A. D. Forestell, S. R. Majewski, K. B. Westfall, R. J. Patterson (UVA), W. E. Kunkel (LCO)

We present results of a survey to determine the extended structural profile of the globular cluster NGC 288. Our mosaic of Swope 1-m telescope CCD fields covers approximately 1 square degree centered on the core of NGC288 and allows us to probe to twice the cluster's tidal radius. To map the cluster to very low densities, we search for stars that have a high likelihood of being (or having been) part of the cluster. First, we are aided by the very distinct, blue horizontal branch (BHB) population of the cluster, and look for all stars with such distinct colors. Second, we identify likely red giant (RGB) stars associated with the cluster. To do this, we image in the broadband Washington M and T2 filters as well as the stellar gravity sensitive DDO51 filter. Giant stars can be distinguished in the (M-T2, M-DDO51) diagram and we make a further winnowing to likely NGC 288 stars by limiting our search to only those giant stars candidates with color-magnitude combinations expected for the NGC 288 red giant and asymptotic branches.

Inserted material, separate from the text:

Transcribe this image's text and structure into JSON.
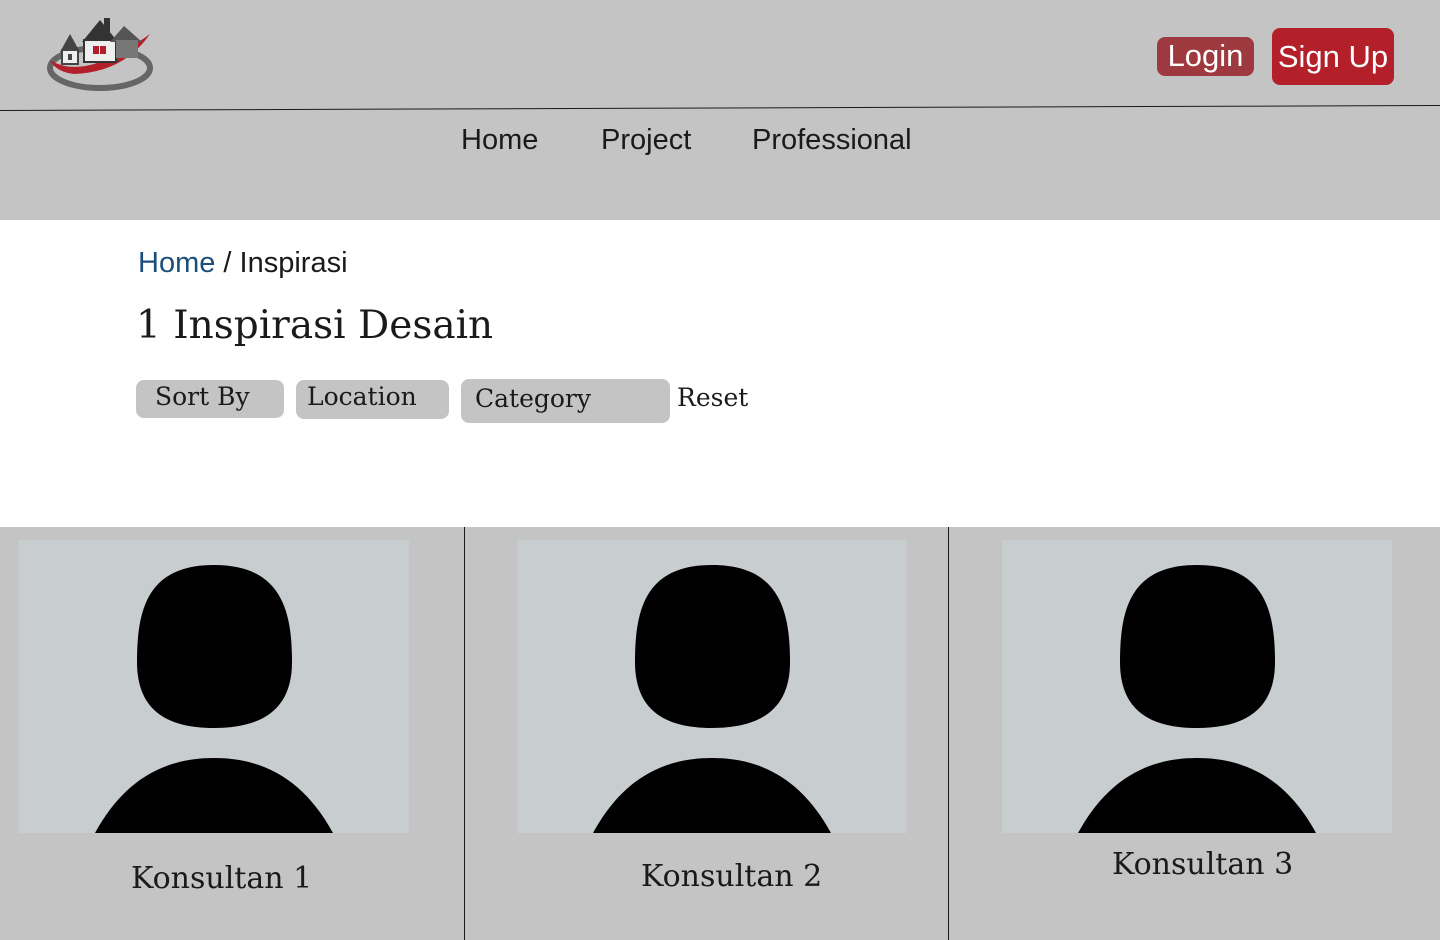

A radial profile of the cluster derived from all of ``NGC 288-associated" stars (RGB, BHB, and AGB) shows the NGC 288 candidate stars to follow a King profile to the previously identified tidal radius. However, we do identify an extratidal population of stars at about 10-3 the central density of the cluster, and this results in a break from the King profile near the presumed tidal radius. Based on its structure and orbit, NGC 288 has previously been identified to be among those clusters with higher mass loss rates, and our identification of an ``extratidal tail" to the radial profile would seem to support a significant evaporation/tidal stripping rate. Clearly, at least some globular clusters are making a tangible contribution to the formation of the Milky Way halo. We will present Blanco 4-m + Hydra multifiber spectroscopy of a number of these extratidal RGB and BHB candidates, which will allow us to test the reliability of our extratidal density based on radial velocity membership.

This research was supported by the National Science Foundation, The Research Corporation and the David and Lucile Packard Foundation.